Friday, July 13, 2012

Ludicrous Earnings of JPM


When JPM announced its first 1Q2012 results in April 2012, the investors were happy. It made good profits for the first quarter!  The CEO Jamie Dimon brushed off the questions about the potential CDS linked losses of its London office - he stated the trade is just a 'tempest in a teapot'!

However, during the conference call yesterday, JPM put the CDS trade losses at $5.8 billion, with the potential to grow another $1.6 billion (totaling $7.4 billion) in a worst-case scenario.

It definitely questions either the (i) integrity of top management at JPM or (ii) managerial capacity. In other words, when the CEO misled the investors in April 2012, either he knew it and had hidden the information from shareholders or he was kept in dark by his staff!

The beauty of the entire episode is that despite the loss, the second quarter results are better and profitable! Where have the losses gone? Well, the company simply restated its first-quarter results to reflect $1.4 billion in related CDS losses. What an accounting!! Let us see who signs the audited accounts of JPM!  

But for the state protection, both JPM and Goldman Sachs would have licked the dust in 2008 crisis. Well after all, there is not much difference in Communism and Capitalism at times. (Karl Marx had predicted in mid 1800s that the capitalist banks will have to be salvaged by the state after narrating incidents more or less in line with the 2008 crisis)

And the stock rallied because the 1Q2012 earnings were marked down to losses so that 2Q2012 can show some profits. If this continues, during the next conference call in Sept 2012, they may re-state 2Q2012 figures downwards to show profits in 3Q2012! and the stock may rally! Just wondering who is fooling who? Does it suggest a massive cover-up & isn’t it obvious that a critical examination required?

Across the Atlantic, another Anglo-Saxon banking model also shows loopholes. Barclays Chairman Marcus Agius and CEO Robert Diamond had resigned in the wake of that firm's LIBOR-rigging scandal. But is amazing that Dimon continues to be the CEO despite scandals after scandals – the power brokers are keeping him up there as he is an expert in mis-leading investors and public?  I like the British way of handling the situation - as they know how to treat erring CEOs or the CEOs that either lacks integrity or capability.

Tuesday, July 3, 2012

Driving the Indian entrepreneurs abroad!


Thank God, Finally Pranab Mukherjee left the Finance Ministry

When Pranab took the reins of financial affairs of India, the country was growing at about 8%, FIIs and FDIs always considered India as a desirable destination and Indian entrepreneurs were enthusiastic to start new ventures. After all, Chidambaram, who hailed from a reputed business family in South India, conducted the financial affairs in business-like fashion. Of course, India’s foreign currency rate hovered around healthy 1USD= Rs 45/- . Even when international oil prices peaked at US$148/- p/b in July 2008, petrol prices in India was around Rs 50-55/- per litre.

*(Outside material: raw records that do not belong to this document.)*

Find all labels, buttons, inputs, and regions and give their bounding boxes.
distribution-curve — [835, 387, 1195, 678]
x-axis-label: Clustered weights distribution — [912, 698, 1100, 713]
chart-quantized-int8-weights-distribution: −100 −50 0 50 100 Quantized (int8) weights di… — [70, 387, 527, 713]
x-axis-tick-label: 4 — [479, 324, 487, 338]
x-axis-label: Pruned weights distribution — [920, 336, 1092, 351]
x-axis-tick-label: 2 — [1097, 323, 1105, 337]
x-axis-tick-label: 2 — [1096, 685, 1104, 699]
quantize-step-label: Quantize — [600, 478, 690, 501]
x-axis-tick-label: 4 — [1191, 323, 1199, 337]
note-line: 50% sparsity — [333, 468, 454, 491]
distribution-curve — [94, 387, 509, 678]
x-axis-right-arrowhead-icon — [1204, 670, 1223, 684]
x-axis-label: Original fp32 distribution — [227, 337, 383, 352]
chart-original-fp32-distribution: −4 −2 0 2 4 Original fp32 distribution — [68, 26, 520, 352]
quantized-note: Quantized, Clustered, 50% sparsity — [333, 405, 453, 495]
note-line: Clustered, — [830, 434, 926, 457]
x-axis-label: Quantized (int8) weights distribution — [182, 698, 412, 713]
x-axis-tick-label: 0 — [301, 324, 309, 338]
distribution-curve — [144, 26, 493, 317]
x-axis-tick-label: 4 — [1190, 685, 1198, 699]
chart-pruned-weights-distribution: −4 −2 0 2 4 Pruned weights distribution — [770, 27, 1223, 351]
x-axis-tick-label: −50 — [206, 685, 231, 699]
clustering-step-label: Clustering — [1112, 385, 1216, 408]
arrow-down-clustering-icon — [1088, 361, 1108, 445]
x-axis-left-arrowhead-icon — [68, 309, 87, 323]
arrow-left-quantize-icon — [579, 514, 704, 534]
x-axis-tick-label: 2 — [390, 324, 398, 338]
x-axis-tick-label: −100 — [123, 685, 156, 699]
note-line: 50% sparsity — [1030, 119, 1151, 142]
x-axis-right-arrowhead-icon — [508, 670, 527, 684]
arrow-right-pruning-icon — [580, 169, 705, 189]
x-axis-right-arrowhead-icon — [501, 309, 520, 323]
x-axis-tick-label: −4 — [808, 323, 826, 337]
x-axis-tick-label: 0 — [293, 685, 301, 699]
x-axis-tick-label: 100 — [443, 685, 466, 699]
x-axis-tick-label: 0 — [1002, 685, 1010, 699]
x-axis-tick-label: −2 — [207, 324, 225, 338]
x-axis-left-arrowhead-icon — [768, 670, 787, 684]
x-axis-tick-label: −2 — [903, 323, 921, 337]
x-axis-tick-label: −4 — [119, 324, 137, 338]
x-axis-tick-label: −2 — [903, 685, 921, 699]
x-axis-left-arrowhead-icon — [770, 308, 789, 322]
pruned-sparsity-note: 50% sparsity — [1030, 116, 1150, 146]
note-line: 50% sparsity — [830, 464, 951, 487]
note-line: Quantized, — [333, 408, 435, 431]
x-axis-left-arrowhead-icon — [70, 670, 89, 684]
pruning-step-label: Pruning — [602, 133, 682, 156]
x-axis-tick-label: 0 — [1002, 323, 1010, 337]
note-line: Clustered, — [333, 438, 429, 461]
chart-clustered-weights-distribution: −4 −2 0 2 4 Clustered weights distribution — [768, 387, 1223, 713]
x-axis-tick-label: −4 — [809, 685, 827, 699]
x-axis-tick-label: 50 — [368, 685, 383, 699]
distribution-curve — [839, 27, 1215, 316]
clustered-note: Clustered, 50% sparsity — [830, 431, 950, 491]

Now, as Pranab leaves the finance ministry, the country’s growth rate has fallen to 5% levels, FIIs and FDIs have dropped to a trickle, currency stability has become a joke, petrol prices increase to the north of Rs.70 p/l (although international crude oil price is around USD 90 p/b only). All of the above is nothing compared to the main achievement ‘driving the Indian entrepreneurs’ abroad!

Recently, I got a few Clients from India, who came to the UAE enquiring how to set up factory in this country. The reason is the changes in Indian income tax. They have informed that the export income which was hitherto tax free in India is now made taxable through MAT (Minimum Alternate Tax). So, the entrepreneurs are planning to shift the production base to business friendly UAE in such a manner that the production for exports will be done in the UAE. Whilst this is good for UAE Economy as the economic multiplier and accelerator works in its favour, Indian economy will suffer in terms of lost jobs, lost government revenue and negative multiplier effect.  Wealth creation in the country will be affected.

This is over and above other myopic policies pursued by the government in tax front that will scare away BPO outsourcing, FII and FDI. We have covered this in an earlier blog see http://www.financialviewsonline.com/2012/04/income-tax-department-is-taking-lessons.html

‘Penny wise and Pound foolish’ seem to the dictum of Indian tax bureaucracy now!